Over the last two years, I have been involved with others in creating and co-ordinating The Harmony Project. This Project, which is hosted by the Sustainable Food Trust (SFT), is a collaboration between four main people: apart from myself, they are Patrick Holden of SFT, the Headmaster, Richard Dunne, already known to some SoH followers, and Nick Campion of the University of Wales Trinity St David (U0WTSD). Then there are others that you might recognise, especially our SoH colleagues Scherto Gill, Sister Maureen Goodman and Sister Jayanti. Someone you won’t know, but who helps me hold it all together is Bonnie Welch of the SFT.
We began two years ago by working to support Richard Dunne’s efforts to promote and share his experience of bringing principles of Harmony to his primary school in South London. Inspired by The Prince of Wales book Harmony: A New Way Of Looking At The World, Richard has brought meaning and vitality to the somewhat narrow curriculum favoured by those who govern us and the results have been remarkable. His school has continued to perform with excellence and, because of its popularity, has increased substantially in numbers. Harmony works, and the response from children, and most of the parents, has been very positive. Go to his website to see: ashleyschool.org.uk. You may recall that Richard participated in the SoH Forum 2017 in Reykjavik, and was well received.
Working with the SFT, the work with Richard has blossomed into a wider Harmony agenda, particularly exploring principles of Harmony in food and farming. Take a look at the SFT website: sustainablefoodtrust.org and read Bonnie Welch’s recent article, “In the spirit of harmony.”
And whilst this has been happening our colleagues at the UoWTD, where I am a Harmony Professor of Practice, have established a Harmony Institute and are working with me to publish a collection of essays on principles of Harmony drawn widely from disciplines such as education, farming, philosophy, business and economics, healthcare and theology. As part of this collaboration, I am trying to bring together a collection of reflections on Harmony and Faith, diverse in its scope and range. Contact Bonnie if you would like to know more about this.
In undertaking this work, watching it emerge and seeing how people respond to the notion of Harmony, I have been struck by the fact that when it is explained most people ‘get it’ and many want to become involved with it. There is something about these ancient, or rather, timeless, principles that is both familiar and welcomed – wholeness, flowing interconnectedness and relatedness. Of course, why wouldn’t this be so? Look outside and it is happening in the turn of the day and the seasons – birth, life, death and rebirth. We didn’t invent it did we?
Of all the texts I have read on Harmony, I have been especially struck by those that come from the ancient teachings of The Tao in which there is only the movement from and towards, and in which what appear to be opposites are revealed as complementarities. Hot and cold, light and darkness, distance and closeness. And I have come to see that if you look for opposites (as we mostly do) you will find opposition and discord, whereas if you see complementarities you will find co-operation and a strange peacefulness or ease that is beyond understanding. And, most especially, you will find Love at Work.
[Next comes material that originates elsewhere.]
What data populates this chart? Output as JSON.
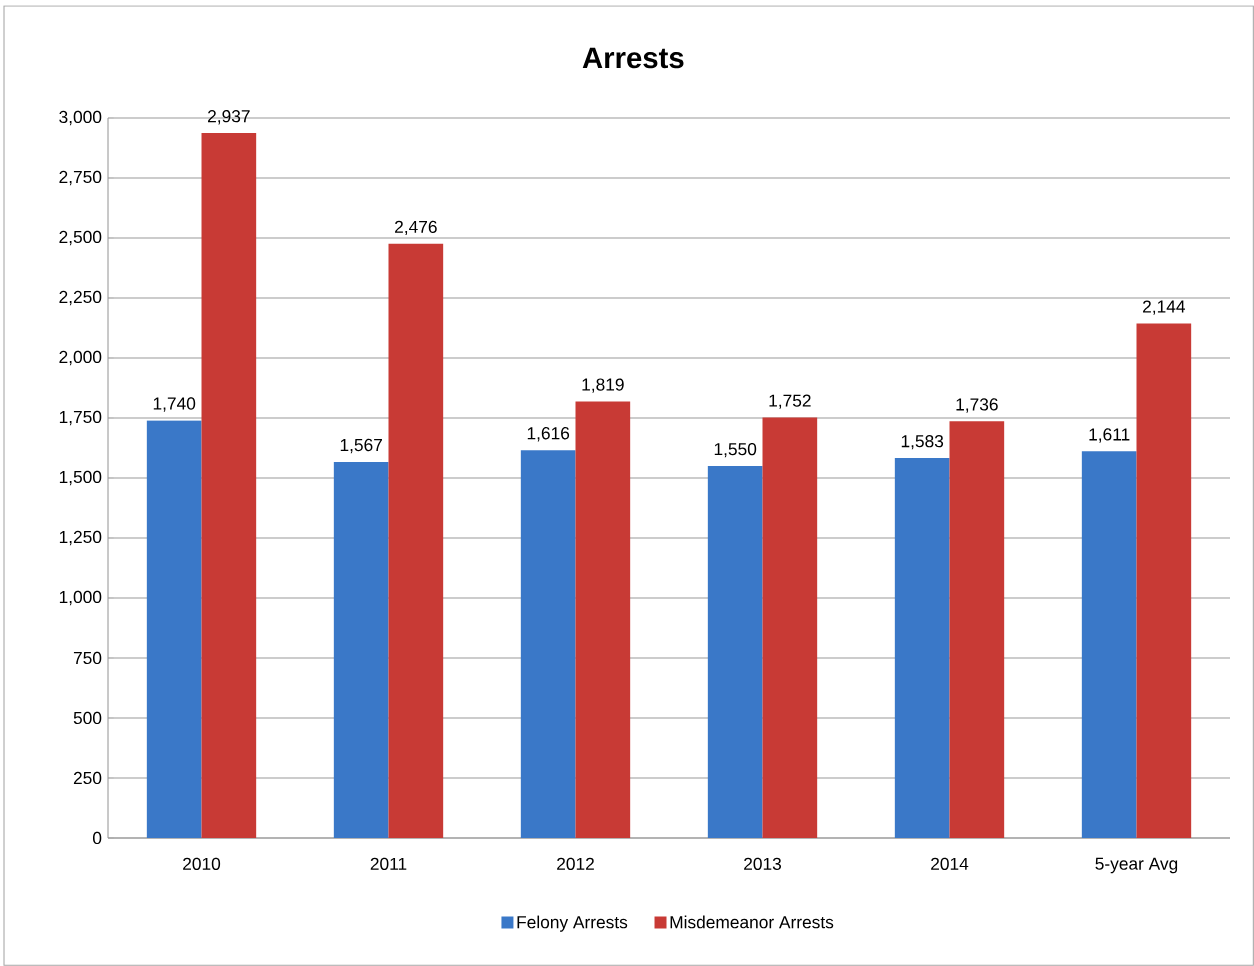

This quality of Love at Work lies behind the two books that Scherto Gill and I have edited based upon our work with colleagues at SoH – Why Love Matters and Peacefulness . In this work we have been exploring ways of looking at the world that counter a culture of separation and violence, economic violence as well as social violence. We are convinced that ‘something else’ is needed, and perhaps urgently needed, and principles of Love and Harmony seem to be pointing towards this, offering another perception of the way things might be, and of the way they are – if only we could see it.
Talking to Scherto and Maureen, I understand that the theme for the 2019 Forum gathering in Reykjavik will include reflections on Harmony, and I urge all who are part of the Forum not to wait for someone else to bring about this transformation in our lives but to live it. You are important. You are the leaders who will make this happen.
By David Cadman
1) David Cadman and Scherto Gill, Why Love Matters, Peter Lang, 2016.
2) David Cadman and Scherto Gill, Peacefulness, Spirit of Humanity Press, 2017.